We had made the diagnosis in 2023. We had formulated the recommendation. The answer was silence. And during that silence, the attacks continued, the organisations kept falling, and each one kept getting back on its feet alone, in its own corner, with its own means, reinventing the same solutions the previous one had invented six months earlier.
When I look back on our two months of rebuilding in 2018, with our small organisation and our backups that worked, I measure the gap. Two months was already a chasm. Two years, for a hospital, is another dimension entirely. And the difference between the two is not only a question of size. It is a question of solitude.
The next Pontarlier is already in the queue. The question is not whether it will fall. It is whether it will still be alone when it does.
Questions fréquentes
What happened at the Pontarlier hospital?
Since October 2025, the hospital has been hit by a ransomware attack affecting more than 1,000 workstations and around 200 applications. Six months after the attack, the return to normal is not expected before early 2027.
Why does the rebuild take so long?
An information system on which prescriptions, laboratory results, billing, patient monitoring and the phone switchboard depend has to be rebuilt and checked piece by piece. For a medium-sized organisation, without the resources of a university hospital or dedicated national support, the effort runs into years.
What are the invisible consequences of such an attack?
Running on paper, care delivered but impossible to code or bill, procedures that vanish administratively, and a crushing, lasting burden on caregivers who compensate manually for every IT function.

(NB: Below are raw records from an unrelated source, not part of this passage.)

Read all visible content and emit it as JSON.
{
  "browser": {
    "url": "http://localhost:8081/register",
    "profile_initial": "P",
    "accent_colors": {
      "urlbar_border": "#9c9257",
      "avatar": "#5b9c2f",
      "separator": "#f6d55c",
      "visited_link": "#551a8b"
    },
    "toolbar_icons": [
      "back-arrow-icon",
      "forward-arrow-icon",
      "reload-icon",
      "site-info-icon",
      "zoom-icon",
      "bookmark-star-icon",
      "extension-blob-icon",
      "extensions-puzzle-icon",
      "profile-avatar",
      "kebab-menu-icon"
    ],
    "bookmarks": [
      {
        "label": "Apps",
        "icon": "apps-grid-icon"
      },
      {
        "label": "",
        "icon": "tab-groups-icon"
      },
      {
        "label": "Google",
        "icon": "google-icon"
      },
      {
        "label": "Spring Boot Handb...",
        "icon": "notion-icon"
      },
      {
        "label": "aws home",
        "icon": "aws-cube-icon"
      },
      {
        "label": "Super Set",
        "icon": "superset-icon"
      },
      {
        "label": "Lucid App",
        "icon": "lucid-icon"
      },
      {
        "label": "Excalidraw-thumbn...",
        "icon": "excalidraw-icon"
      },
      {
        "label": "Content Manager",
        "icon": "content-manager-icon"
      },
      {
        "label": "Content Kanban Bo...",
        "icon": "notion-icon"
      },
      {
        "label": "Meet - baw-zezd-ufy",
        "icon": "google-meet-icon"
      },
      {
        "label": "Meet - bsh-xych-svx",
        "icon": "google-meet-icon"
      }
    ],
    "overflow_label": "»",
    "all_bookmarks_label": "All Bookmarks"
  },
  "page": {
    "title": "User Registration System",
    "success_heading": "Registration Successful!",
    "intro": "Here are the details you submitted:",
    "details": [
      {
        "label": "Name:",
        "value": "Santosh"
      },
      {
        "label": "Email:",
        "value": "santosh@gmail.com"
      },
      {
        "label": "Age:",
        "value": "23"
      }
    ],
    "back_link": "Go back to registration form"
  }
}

What solution does the author advocate?
The creation of a national emergency remediation capability: an operational team able to intervene on site, to prioritise and speed up the rebuild, and to build on that experience for the next organisations, rather than yet another framework.
Is NIS2 enough to answer the problem?
No. NIS2 is a prevention framework, brave and necessary for rebuilding with a better level of security, but it does not replace the operational response force an organisation needs the day after an attack.